Tout adulte y reconnaîtra une interrogation profonde sur notre monde. Et les enfants ne sont pas dupes. Ils comprennent tout.
Il s’agit, avec L’Amour vainqueur, d’une opérette dont Olivier Py lui-même a composé la musique. Une opérette bien sombre qui n’est pas une stricte adaptation de Demoiselle Maleen. L’auteur-metteur en scène puise chez les Grimm une structure, un synopsis, en s’en détachant clairement.

De la même manière, Olivier Py compositeur, metteur en scène d’opéras, chanteur travesti de Miss Knife, emprunte ici et là. S’amuse de pastiches discrets, de citations espiègles, jusqu’à terminer en beauté avec Offenbach
Cette œuvre brève et dense, une heure et un peu plus, frappe par sa cohérence et la perfection de sa traduction scénique. L’histoire ? Une jeune fille qui a refusé d’obéir à son père, une jeune fille transie d’amour, est enfermée dans une tour. Sept années durant.
Lorsqu’elle sort enfin de cette prison sinistre, elle ne reconnaît plus rien du monde extérieur. Retrouvera-t-elle son amoureux ? Il s’imagine défiguré, il vit, visage dissimulé par un masque…Dans les parages, un général très méchant, un jardinier très imaginatif, d’autres figures, plus furtives.

Quatre comédiens qui chantent, bougent très bien, se prennent au jeu de la gravité du propos, par-delà les élans de la musique et du cœur. Ils se nomment Clémentine Bourgoin, Pierre Lebon, Flannan Obé, Antoni Sykopoulos.
Ils se meuvent dans un espace scénographique signé Pierre-André Weitz. Particulièrement harmonieux et efficace, avec des changements nombreux (dont des réutilisations d’images monumentales) ce décor est un véritable protagoniste. Ajoutez, de la main du même artiste, des costumes et des maquillages et les lumières de Bertrand Killy.
Cela donne un épatant objet théâtral, avec musique et belles voix audacieuses. Des interprètes de haut talent qui ne se prennent pas au sérieux mais s’engagent. Ils sont sincères :  la jeune première aux allures de Colombine, d’amoureuse de Peynet, vraie princesse, le Général furibard, le jardinier qui s’évapore et le fiancé neurasthénique, mais qui est prince, lui aussi. Et puis les autres…La « fille de vaisselle », le roi bien sûr.

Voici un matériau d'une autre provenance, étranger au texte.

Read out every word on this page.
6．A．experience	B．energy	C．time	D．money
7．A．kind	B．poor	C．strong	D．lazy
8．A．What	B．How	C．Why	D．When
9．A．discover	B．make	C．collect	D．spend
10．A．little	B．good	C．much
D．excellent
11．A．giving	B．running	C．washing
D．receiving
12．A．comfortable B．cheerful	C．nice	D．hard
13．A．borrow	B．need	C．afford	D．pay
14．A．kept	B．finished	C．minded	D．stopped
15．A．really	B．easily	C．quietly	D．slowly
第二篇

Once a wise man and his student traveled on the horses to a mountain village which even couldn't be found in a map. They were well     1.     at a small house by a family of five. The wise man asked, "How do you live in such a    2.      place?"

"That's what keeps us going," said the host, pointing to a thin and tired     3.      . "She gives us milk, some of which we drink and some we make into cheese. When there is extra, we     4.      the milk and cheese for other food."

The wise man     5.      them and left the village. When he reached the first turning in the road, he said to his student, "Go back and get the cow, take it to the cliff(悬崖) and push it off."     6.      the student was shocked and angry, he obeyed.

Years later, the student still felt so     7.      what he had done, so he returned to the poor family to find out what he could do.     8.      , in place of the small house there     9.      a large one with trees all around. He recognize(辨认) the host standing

On joue, on se dédouble, on se transforme. On s’amuse et parfois l’on sourit. On rit également, devant les comportements outranciers de certains.
Mais l’ouvrage est plus grave qu’enjoué, plus sombre que franchement joyeux. Cela ne fait pas peur aux enfants qui savent souvent mieux que nous comment va le monde…
Un objet mélancolique avec éclairs de joie.

Festival d’Avignon. Au Gymnase du lycée Mistral, à 15h00. 
Jusqu’au 13 juillet, relâche le 9. Durée : 1h00.
Une longue tournée suit à partir de novembre.
Texte publié par Actes Sud-Papiers.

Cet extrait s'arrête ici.